SAÚDE/COVID-19/INFECÇÕES

O país apresenta uma média de 203 novos casos por dia na última semana, só superada pelos números de Chipre, com uma média de 520 novos casos

Portugal é o segundo país da União Europeia com mais novos casos diários de infecção por SARS-CoV-2 por 100 mil habitantes na última semana e o vigésimo no mundo, segundo os dados do site estatístico Our World in Data.

O país apresenta uma média de 203 novos casos por dia na última semana, só superada pelos números de Chipre, com uma média de 520 novos casos.

A seguir a Portugal neste indicador surge Espanha (157), Luxemburgo (98), Irlanda (88), Grécia (69) e Dinamarca (58). Os países da União com menos novos casos encontram-se mais a leste: Roménia e Polónia, com uma média de dois novos casos diários, Hungria e Eslováquia (quatro novos casos), Alemanha (seis casos) e Áustria (sete casos).

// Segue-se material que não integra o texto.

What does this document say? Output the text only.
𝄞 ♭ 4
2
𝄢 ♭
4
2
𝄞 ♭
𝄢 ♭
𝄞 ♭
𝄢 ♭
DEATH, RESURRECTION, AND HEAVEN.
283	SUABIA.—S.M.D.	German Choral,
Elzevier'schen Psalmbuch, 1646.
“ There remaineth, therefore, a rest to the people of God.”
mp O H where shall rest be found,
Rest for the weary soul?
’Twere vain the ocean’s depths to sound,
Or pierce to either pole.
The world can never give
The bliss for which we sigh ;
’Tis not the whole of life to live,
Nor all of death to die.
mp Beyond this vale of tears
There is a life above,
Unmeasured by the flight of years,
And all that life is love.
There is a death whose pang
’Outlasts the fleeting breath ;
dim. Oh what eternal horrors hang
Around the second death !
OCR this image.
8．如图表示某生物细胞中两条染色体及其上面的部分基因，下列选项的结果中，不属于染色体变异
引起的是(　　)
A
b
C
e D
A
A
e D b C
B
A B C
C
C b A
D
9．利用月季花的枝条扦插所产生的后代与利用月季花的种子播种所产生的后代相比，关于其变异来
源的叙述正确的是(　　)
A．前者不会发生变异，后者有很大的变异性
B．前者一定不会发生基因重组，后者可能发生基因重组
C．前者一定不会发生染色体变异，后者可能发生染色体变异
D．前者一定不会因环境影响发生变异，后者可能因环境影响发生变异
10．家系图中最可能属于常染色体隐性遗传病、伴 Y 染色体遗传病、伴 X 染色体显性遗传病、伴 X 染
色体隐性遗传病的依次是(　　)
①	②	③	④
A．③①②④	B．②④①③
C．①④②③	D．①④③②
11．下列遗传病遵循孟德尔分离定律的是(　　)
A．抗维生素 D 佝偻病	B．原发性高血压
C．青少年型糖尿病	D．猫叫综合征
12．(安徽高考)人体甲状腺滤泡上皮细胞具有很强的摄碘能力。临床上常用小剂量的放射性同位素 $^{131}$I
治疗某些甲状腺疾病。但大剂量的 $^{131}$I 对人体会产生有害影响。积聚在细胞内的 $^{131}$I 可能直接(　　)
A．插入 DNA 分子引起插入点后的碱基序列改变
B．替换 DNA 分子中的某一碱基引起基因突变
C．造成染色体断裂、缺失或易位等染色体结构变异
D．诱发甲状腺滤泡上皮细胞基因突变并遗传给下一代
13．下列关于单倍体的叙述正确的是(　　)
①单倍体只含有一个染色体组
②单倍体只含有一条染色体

Embora não esteja na União Europeia, o Reino Unido surge entre os países do continente europeu com os números mais elevados e uma média de novos casos a sete dias de 360.

A média de novos casos nos últimos sete dias na União Europeia situa-se em 39 e no mundo em 49.

Entre os países do resto do mundo com mais de um milhão de habitantes, Portugal surge no vigésimo lugar numa lista encabeçada pela Mongólia (666 novos casos diários), Namíbia (618), Colômbia (538) e Chipre.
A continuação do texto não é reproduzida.